Jared Fiel, a representative from the Colorado Department of Transportation, said that autonomous vehicles are even being tested for use in state sponsored construction. 

“When we have crews out painting the roads, we put a vehicle between our crew and the travelling public,” Fiel said. “The vehicle follows the crew and separates them from traffic.”

Fiel said that currently, these “crash trucks” are driven by humans, which can be counter-productive from a safety standpoint.

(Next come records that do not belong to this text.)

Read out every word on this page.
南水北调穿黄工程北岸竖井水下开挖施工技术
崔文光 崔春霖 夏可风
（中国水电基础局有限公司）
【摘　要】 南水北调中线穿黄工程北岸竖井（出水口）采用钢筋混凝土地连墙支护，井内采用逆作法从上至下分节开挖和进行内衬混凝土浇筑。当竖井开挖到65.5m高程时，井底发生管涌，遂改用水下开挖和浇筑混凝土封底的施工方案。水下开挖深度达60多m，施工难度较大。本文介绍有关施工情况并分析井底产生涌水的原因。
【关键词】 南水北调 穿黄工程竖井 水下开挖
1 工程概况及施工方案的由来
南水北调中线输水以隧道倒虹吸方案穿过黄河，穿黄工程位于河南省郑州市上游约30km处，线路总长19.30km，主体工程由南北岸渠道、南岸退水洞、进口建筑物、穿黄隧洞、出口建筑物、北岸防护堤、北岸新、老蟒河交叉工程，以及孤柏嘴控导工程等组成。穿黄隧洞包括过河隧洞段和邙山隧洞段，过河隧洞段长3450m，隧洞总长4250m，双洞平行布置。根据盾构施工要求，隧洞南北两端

Soon enough, the trucks will be driven by computers.

“We are actually going to put those (crash trucks) on the road,” Fiel said. “Right now it’s just dealing with insurance and regulatory rules.”

Another point of focus for CODOT is adding multiple lanes to I-25. The effort for this project, which was originally projected to be finished in 2075, is already well ahead of schedule.

“Aside from general purpose lanes, we’ll be adding two express lanes, one going North and one going South,” Fiel said. “The projected completion for the express lanes is 2021, 14 years ahead of our original projection.”

According to Fiel, one of the main reasons that I-25 is ahead of schedule is because the cities on the Front Range have all worked together to raise extra money.

“The locals, by coming together, built us a time machine which put us 14 years ahead of schedule,” Fiel said. 

In the future, the number of independently operated vehicles could shrink, but Sizemore thinks there is one method of transportation that will surely sit well with residents.

“This is Fort Collins, so definitely longboarding too,” Sizemore said.